In Demers, the university was quick to claim that the professor had clearly been speaking pursuant to his official duties because publishing books was part of his professional expectations and the he had sat on a panel specifically aimed at reviewing changes at the university. Instead of simply applying Garcetti and dismissing the case, as the lower court had done, the appellate court noted that Garcetti had expressly stated it was not addressing questions related to “speech related to scholarship or teaching.” Analyzing the importance of academic freedom, the Demers court held that Garcetti “does not — indeed, consistent with the First Amendment, cannot — apply to teaching and academic writing that are performed ‘pursuant to the official duties’ of a teacher and professor.” Therefore the appellate court reversed the dismissal of the case and sent it back to the lower court for further proceedings.

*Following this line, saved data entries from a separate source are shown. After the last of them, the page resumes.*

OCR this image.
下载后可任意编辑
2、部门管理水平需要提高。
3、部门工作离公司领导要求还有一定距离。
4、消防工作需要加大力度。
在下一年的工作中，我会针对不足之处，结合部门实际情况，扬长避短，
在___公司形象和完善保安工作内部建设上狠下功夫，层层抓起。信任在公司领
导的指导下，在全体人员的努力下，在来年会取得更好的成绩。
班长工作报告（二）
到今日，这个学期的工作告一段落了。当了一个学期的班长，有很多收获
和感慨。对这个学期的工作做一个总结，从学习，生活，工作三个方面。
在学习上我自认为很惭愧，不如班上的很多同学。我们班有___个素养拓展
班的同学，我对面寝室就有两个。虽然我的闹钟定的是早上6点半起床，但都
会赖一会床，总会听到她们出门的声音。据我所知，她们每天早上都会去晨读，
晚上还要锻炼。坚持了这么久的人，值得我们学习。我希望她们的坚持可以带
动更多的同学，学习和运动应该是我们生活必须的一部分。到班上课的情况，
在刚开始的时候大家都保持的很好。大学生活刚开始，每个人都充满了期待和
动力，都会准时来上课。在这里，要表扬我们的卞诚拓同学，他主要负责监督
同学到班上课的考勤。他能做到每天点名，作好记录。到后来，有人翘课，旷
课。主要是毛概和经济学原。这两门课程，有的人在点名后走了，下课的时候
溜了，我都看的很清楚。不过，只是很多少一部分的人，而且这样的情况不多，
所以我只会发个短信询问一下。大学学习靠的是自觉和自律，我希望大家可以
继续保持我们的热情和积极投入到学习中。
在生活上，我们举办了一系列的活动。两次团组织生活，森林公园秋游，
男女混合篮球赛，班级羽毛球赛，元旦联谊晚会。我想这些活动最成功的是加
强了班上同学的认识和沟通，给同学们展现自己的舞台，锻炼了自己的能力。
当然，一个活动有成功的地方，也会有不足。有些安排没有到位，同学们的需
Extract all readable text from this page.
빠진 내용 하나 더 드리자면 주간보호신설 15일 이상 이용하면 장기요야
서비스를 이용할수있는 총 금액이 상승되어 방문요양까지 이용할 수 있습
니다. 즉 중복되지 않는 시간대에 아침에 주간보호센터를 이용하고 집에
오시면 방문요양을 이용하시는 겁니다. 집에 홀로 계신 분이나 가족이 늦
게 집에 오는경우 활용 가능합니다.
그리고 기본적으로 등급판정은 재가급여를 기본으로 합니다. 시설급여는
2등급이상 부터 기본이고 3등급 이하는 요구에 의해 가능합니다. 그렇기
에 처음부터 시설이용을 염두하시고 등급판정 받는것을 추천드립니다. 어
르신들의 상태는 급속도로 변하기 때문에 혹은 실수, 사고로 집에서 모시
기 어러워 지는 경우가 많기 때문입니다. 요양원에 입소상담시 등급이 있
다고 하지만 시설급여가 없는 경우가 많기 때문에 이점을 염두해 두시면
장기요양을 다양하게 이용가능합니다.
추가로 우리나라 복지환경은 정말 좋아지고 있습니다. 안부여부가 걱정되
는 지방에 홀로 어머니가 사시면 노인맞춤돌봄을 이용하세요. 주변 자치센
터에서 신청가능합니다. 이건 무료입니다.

While Demers provides an exciting possibility for crafting additional protection for public employee free speech, there are a number of reason that Missouri educators should take caution. First and foremost, this decision involved a college professor. While the language of the decision is very broad and does not make any distinction, a court could possibly rule that Demers is good law but only applies to higher education. Second, this case was decided in the 9th Circuit Court of Appeals which has a history of being the most liberal Circuit in the federal system. The decision does site to a relatively similar, though more limited, decision from the 4th Circuit, there is no guarantee that the 8th Circuit (the Circuit covering Missouri) would adopt similar reasoning. Last but not least, the boundaries of what might qualify as sufficiently related to scholarship or teaching to avoid the Garcetti prohibition are about as vague as can be imagined. Even if Demers is someday extended to elementary or secondary teachers in Missouri, it will take several cases to determine the exact protection provided.
Even with all of the cautions, it is refreshing to see a court attempting to broaden public employee rights rather than limit them.